* A far more advanced query language -- distributed joins, subqueries, etc. -- almost anything you can do in SQL you can do in RethinkDB
* MVCC -- which means you can run analytics on your realtime system without locking up
* All queries are fully parallelized -- the compiler takes the query, breaks it up, distributes it, runs it in parallel, and gives you the results
But beyond that, details matter. Database system differ on what they make easy, not what they make possible. We spent an enormous amount of time on building the low-level architecture and working on a seamless user experience. If you play with the product, I think you'll see these differences right away.
Note: rethink is a new product, so it'll inevitably have quirks. We'll fix all the bugs as quickly as we can, but it'll take a few months to iron things out that didn't come up in testing.
Also, I am excited to try this out. I always enjoyed your writings and I am sure you + team have made something awesome.
Does it means that every query touches all servers ? Or does it sends queries to only a subset of servers when possible ? (e.g. range queries on PK)
> Or does it sends queries to only a subset of servers when possible ? (e.g. range queries on PK)

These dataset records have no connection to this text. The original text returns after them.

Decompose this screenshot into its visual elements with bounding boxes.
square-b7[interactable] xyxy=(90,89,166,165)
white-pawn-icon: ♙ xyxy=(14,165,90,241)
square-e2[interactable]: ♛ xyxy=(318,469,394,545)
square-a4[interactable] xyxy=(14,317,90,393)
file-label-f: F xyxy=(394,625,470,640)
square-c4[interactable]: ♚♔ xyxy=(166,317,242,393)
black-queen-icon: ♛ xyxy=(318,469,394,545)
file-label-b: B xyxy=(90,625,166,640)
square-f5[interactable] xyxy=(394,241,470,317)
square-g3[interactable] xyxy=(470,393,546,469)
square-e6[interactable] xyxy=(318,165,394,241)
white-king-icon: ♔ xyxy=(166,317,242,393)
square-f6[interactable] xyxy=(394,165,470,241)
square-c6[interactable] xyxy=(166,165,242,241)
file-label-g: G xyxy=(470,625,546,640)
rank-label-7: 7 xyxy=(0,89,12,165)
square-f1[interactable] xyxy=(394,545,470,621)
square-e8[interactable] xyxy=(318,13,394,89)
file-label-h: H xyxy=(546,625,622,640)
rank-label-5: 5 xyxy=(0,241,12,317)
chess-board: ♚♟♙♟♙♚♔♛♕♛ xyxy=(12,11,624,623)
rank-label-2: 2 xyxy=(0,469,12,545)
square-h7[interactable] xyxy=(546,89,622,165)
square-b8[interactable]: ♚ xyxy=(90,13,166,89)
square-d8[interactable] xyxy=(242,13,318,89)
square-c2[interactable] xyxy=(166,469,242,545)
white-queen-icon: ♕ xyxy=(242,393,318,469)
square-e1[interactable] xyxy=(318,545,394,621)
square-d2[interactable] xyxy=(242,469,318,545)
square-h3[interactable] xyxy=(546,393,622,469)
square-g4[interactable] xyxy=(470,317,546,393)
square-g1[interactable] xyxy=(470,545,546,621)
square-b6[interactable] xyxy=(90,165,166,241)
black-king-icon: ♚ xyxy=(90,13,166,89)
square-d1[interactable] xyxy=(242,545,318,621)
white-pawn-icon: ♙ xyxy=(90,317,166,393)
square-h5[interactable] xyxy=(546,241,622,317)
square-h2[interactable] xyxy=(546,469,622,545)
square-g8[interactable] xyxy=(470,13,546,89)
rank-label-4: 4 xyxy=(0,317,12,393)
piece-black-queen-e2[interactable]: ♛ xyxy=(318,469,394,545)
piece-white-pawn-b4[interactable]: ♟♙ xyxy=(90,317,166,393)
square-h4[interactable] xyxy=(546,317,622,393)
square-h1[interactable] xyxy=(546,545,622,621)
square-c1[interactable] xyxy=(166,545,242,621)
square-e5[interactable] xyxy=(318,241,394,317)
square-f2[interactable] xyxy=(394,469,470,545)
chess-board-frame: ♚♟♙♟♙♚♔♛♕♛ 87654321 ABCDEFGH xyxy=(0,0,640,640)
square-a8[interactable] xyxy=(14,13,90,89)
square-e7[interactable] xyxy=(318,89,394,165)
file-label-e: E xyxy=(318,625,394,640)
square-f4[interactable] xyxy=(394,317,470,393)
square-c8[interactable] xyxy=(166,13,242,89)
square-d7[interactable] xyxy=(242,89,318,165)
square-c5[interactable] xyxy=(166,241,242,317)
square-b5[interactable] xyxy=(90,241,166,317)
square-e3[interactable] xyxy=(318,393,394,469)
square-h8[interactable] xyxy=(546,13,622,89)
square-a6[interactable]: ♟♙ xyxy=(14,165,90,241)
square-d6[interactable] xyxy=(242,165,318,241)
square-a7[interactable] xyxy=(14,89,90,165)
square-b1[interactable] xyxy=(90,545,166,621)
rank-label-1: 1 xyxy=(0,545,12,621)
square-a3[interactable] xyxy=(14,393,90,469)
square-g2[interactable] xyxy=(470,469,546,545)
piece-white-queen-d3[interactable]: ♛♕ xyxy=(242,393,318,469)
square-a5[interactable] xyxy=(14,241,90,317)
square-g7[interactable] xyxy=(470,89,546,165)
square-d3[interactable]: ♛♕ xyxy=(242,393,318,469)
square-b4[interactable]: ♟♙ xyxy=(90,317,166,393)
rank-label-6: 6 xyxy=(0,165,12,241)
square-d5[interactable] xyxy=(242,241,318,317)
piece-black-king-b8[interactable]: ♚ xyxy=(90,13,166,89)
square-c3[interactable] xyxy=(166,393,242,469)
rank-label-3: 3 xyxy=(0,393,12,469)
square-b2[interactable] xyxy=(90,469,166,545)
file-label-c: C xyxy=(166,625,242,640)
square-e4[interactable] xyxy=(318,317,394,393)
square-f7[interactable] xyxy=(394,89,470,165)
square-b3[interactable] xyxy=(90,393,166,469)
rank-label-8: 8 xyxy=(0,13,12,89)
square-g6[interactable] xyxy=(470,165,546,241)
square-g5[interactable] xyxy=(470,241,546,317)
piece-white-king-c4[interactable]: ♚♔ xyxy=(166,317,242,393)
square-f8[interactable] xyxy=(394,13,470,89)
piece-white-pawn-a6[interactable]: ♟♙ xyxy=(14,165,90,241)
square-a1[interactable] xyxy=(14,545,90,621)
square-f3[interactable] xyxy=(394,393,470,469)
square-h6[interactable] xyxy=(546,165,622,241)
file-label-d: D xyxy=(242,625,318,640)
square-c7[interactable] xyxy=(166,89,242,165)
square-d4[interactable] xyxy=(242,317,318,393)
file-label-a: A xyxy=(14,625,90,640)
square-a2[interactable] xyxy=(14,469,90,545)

The query planner distributes the query between the nodes that actually contain the relevant data. Here are a few examples:
In your example, a range get on the primary key, the query would touch one copy of each shard of the table. *
A more interesting example is a map reduce query. That query will also only touch one copy of each shard of the table but the mapping and reduction phases will also happen on those shards which makes the whole process a lot faster.
But shouldn't it be fewer than "each shard"?
Let's say the range is 3 < PK < 7. If all PKs in that range only lives in 2 shards (out of a total of say 10 shards) then the query should only be run in those 2 shards, no? Or will all 10 shards still be touched by the query?
While it's true that on a single node MongoDB map reduce is single threaded, it is parallelized when running on a sharded cluster.